Capita che Jovanotti, umile tra gli umili, canti il Cantico delle creature sul sagrato della Basilica di San Francesco ad Assisi, che da sempre è il luogo dell’accoglienza, dell’umiltà e della concordia.

Tremila studenti a guardarlo. Giubilo.

Vediamo però la cosa più da vicino. Si può considerare quello di Jovanotti un omaggio all’umiltà di Francesco? Cos’è l’umiltà? Umile è un maestro zen che sbaglia di proposito il centro di un bersaglio con arco e freccia, chi volutamente cede il passo a un ospite in segno d’accettazione, la celebrazione di un principio. L’atto di umiltà non lo compie chi è privo di grazia o l’incompetente, che per propria natura la realizzano di fatto, ma chi si spoglia di grazia e competenza, ridimensionando il proprio ego con consapevole purezza. Sempre.

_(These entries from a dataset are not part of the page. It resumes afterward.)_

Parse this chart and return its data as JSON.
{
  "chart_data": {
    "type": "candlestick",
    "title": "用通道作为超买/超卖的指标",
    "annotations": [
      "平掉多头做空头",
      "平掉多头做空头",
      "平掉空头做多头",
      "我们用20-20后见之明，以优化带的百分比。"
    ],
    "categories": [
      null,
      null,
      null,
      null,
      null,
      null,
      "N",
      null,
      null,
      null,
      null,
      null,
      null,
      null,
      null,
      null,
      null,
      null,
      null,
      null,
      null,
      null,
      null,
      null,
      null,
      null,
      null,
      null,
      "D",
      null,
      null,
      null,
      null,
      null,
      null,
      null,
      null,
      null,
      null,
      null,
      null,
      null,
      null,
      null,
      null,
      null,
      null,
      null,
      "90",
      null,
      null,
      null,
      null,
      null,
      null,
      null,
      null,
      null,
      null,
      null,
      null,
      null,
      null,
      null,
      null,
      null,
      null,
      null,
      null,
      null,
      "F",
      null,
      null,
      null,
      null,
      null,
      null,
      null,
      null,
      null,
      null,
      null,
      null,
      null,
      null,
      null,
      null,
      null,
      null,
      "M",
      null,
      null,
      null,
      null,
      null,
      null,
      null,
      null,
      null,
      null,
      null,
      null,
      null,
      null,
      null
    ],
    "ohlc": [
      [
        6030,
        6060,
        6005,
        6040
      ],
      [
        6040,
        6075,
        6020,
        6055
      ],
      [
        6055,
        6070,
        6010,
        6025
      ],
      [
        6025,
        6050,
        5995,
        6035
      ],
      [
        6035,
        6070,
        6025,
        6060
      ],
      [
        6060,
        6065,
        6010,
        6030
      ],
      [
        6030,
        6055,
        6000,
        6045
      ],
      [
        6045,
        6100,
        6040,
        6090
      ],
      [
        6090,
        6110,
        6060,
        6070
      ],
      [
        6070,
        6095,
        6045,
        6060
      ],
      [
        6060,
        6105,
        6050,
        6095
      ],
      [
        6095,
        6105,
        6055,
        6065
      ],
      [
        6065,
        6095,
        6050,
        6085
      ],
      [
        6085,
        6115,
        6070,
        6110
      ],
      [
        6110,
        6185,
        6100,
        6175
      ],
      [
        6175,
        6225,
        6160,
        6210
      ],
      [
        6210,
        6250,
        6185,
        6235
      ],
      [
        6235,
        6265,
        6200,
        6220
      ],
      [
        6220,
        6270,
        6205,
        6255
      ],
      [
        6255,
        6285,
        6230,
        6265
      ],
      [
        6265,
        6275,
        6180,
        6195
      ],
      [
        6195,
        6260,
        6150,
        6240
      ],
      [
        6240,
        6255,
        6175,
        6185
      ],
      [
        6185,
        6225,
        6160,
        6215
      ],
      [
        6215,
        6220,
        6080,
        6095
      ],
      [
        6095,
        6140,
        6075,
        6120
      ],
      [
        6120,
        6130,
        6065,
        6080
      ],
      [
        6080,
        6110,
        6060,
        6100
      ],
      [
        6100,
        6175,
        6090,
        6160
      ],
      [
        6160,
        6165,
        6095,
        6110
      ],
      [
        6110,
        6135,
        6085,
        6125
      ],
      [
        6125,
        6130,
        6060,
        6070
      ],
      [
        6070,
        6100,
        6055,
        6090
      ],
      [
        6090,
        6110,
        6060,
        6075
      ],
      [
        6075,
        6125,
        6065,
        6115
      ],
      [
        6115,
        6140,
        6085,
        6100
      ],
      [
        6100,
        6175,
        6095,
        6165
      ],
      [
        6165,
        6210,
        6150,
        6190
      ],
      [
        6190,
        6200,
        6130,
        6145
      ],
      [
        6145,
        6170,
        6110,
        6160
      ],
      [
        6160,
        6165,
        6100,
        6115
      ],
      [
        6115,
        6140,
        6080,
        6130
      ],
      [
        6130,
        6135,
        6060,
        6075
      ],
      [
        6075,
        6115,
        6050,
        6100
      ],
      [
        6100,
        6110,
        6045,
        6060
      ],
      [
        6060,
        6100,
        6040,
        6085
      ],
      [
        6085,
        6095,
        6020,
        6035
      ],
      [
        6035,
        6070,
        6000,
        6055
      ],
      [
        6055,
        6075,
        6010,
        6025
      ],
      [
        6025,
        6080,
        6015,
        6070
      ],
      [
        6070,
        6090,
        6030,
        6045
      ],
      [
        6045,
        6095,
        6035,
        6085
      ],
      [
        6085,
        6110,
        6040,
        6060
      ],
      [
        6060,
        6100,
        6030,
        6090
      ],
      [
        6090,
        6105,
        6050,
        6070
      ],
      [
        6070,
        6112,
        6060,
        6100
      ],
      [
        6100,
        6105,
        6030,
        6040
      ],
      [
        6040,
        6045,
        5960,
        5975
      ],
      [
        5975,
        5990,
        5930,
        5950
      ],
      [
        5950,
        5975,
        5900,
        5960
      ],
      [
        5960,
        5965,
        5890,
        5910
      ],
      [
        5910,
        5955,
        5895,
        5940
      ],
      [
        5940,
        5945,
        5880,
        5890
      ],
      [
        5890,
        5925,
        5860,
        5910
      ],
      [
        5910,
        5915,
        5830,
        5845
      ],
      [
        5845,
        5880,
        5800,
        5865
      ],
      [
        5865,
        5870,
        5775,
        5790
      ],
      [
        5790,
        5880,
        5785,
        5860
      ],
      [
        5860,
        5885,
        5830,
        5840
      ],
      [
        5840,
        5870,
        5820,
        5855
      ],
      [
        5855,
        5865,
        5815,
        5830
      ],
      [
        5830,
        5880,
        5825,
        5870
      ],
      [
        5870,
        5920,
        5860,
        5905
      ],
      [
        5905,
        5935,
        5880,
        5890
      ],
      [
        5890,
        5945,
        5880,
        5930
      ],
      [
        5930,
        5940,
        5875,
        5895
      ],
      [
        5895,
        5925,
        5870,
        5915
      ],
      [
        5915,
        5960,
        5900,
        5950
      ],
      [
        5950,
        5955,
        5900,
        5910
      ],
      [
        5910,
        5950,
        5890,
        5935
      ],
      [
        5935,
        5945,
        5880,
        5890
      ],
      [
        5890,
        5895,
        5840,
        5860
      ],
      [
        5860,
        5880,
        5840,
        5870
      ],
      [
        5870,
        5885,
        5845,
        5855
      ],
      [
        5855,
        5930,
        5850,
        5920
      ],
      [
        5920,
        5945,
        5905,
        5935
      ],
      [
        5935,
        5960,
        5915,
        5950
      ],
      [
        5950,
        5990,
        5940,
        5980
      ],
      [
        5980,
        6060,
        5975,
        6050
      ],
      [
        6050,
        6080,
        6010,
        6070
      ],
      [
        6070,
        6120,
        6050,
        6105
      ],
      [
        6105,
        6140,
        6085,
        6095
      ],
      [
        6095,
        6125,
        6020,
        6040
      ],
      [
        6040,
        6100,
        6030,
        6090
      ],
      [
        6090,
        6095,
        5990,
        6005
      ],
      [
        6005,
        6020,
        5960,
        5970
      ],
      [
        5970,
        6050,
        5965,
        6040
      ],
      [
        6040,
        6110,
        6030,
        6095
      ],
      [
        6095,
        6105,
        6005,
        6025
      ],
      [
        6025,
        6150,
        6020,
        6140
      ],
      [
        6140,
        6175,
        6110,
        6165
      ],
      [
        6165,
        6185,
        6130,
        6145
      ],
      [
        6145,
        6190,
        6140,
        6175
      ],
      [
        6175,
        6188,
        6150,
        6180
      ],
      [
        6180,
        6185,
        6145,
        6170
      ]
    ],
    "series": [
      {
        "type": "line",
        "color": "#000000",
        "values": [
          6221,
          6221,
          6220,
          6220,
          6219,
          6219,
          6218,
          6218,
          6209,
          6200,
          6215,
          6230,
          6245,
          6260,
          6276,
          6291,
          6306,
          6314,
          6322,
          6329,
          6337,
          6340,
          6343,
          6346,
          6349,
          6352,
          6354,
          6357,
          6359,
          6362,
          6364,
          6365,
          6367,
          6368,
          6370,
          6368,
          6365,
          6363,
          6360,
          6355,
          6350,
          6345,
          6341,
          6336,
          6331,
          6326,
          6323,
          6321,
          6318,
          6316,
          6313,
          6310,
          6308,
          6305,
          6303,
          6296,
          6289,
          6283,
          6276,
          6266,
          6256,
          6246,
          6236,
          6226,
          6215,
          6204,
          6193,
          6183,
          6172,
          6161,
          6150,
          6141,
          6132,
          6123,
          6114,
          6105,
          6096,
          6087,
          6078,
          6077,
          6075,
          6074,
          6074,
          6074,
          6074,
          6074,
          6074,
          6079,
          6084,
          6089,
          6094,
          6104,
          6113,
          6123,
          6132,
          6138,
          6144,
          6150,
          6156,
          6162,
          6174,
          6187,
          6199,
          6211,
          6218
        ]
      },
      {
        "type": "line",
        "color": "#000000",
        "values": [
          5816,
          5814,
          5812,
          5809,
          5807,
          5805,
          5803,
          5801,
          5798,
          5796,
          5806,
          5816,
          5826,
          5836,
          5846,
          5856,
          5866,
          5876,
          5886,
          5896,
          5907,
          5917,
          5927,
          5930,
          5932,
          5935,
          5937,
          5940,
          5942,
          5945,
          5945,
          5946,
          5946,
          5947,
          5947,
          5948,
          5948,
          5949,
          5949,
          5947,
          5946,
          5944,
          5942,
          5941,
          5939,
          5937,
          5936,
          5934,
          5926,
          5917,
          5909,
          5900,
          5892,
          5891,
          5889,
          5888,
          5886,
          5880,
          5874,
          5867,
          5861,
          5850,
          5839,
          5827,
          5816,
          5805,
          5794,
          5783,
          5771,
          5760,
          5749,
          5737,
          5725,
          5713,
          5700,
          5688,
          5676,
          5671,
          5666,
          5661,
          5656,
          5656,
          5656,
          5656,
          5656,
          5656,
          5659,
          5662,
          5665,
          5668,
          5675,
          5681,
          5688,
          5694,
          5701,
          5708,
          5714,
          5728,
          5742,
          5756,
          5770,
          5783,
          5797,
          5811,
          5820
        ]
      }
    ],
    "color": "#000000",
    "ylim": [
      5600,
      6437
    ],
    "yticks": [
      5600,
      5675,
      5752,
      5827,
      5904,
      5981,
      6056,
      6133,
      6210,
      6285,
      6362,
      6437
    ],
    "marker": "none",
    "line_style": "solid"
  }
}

Francesco si spogliò volutamente delle proprie ricchezze terrene: lì sta il perno concettuale rivoluzionario.

E allora, può il video qui sopra essere considerato un atto di umiltà? Una celebrazione al luogo, al Santo, alla fraternità e all’accoglienza? Se Jovanotti sapesse cantare, di certo lo sarebbe. La realtà, invece, dice esattamente il contrario: Jovanotti non ha ricevuto dal buon Dio il dono del bel canto, non ha questa grazia, non ha questa competenza. Jovanotti dimostra di essere ‘incompetente’ e sgraziato, uno a cui non è data la possibilità di fare atti di umiltà per celebrare chicchessia, men che meno Francesco d’Assisi. Fa semplicemente un atto sconclusionato, stolto. L’aver improvvisato la melodia non lo salva.

Di certo non è nuovo a cose del genere. Nel 2011 volle omaggiare Fabrizio De André, eseguendo il brano Il suonatore Jones nel cimitero di Spoon River, davanti alla tomba di Jones stesso. De André, maniacale nella resa formale dei suoni, scialacquato da uno stonaticchio Jovanotti che “suona” maldestramente la chitarra pizzicando le corde col pollice, cantando un brano in cui rintracciare quasi tutto della poetica di Faber e anche un suggestivo biografismo nel contenuto, in quel luogo. Un sacrilego cazzotto allo stomaco del buongusto: Jovanotti, evidentemente, è così. C’è poco da fare. Azzarda, e credo che sostanzialmente questo sia un bene.

Torniamo però ora ad Assisi. C’è una frase che più delle altre descrive l’azzardo e condisce l’intera vicenda di un alone fastidioso indelebile. Poco prima di cantare, Jovanotti introduce ciò che andrà a fare, mettendo le mani avanti, parlando delle sue imminenti stonature e dicendo: “Son sicuro che San Francesco non era proprio intonatissimo. No no no, ho quest’impressione perché non c’erano mica le scuole di canto all’epoca”.

Una ‘boiata’ imperdonabile che disintegra ogni seppur minima stilla di umiltà e buona fede. Un esempio di “pensiero chiuso”: a un certo punto il nostro sistema cerebrale non è più in grado di articolare idee e manipolare sinapsi e cerca la soluzione più sbrigativa, che nel suo caso si sposa con l’adrenalina superba del ruolo del cantante di successo. Una forma di delirio di onnipotenza nel posto più sbagliato.

Ce lo si poteva aspettare? Non so. Forse sì. Forse davvero Jovanotti pensava di calare dall’alto il suo canto e la sua performance. Forse davvero Jovanotti è andato ad Assisi con lo spirito peggiore, il più sbagliato, del parvenu che crede che tutto gli sia concesso.

È la sfacciataggine in cui sta sprofondando questo Paese, dove è oramai opinione diffusa il fatto che acquisire competenze sia un’inutile e sfigata perdita di tempo.

E chissà cosa avrebbe pensato lo stesso Francesco se, nel luogo simbolo che consacra le sue gesta, avesse visto la scena di Jovanotti che gira il libro di Aldo Nove e lo mette in bellavista a favore di obiettivo, mentre il frate davanti a lui parla di aiuti alle Filippine e al Kenya. Strada difficile quella dell’umiltà.